The organization specializes in solar and energy-efficiency projects in working-class communities. Using the cap-and-trade money, Grid Alternatives plans to install arrays on more than 1,600 California homes by the end of 2016. It taps job-training programs to provide the installers and relies on donated equipment from such Bay Area solar companies as SunEdison, SunPower and Enphase.
Most homeowners are asked to make small contributions for the installation, such as agreeing to feed the crew installing the array, or agreeing to help with the installation themselves. Otherwise, it’s free.
The arrays will save most homeowners $400 to $1,000 per year on electricity, depending on where they live.
California’s cap-and-trade system places a slowly declining limit on the amount of greenhouse gas emissions that companies can produce each year and sells emission credits at quarterly auctions, with most of the proceeds flowing to the state. So far, California has raised $1.6 billion. Companies can also sell the credits, called allowances, to each other.

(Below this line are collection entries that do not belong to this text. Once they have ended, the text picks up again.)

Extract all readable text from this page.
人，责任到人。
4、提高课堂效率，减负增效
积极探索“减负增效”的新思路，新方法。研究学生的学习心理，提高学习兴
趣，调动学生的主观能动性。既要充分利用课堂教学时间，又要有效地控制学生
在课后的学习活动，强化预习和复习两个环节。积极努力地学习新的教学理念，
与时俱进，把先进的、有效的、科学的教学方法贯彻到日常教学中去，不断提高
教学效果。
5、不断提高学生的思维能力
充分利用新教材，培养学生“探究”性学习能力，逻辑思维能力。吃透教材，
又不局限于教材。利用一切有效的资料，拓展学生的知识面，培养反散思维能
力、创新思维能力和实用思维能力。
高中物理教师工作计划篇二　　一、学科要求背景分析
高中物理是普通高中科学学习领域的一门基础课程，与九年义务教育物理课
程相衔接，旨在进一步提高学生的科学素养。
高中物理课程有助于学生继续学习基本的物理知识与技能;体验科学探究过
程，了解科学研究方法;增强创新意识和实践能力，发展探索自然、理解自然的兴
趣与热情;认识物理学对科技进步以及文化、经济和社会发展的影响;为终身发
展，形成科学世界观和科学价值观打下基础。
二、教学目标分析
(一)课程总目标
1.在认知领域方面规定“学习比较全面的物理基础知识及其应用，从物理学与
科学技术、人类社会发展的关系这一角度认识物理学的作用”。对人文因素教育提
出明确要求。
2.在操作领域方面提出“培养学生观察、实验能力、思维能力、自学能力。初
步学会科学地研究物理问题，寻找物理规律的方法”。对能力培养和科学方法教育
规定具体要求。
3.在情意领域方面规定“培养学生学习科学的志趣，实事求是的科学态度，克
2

A 2012 state law requires that 10 percent of the money raised be spent on projects that cut greenhouse gases or improve the environment in disadvantaged communities, defined as cities or neighborhoods with low incomes, high unemployment and significant pollution.
Hence the new solar program. To qualify, applicants must live in a neighborhood designated as disadvantaged by the state. They must own their homes and make no more than 80 percent of their community’s median household income.
“These investments will bring energy savings, they’ll bring quality jobs, and they’ll also bring environmental benefits where they’re needed the most,” said state Senate President Pro Tem Kevin de León, D-Los Angeles, who wrote the 2012 law.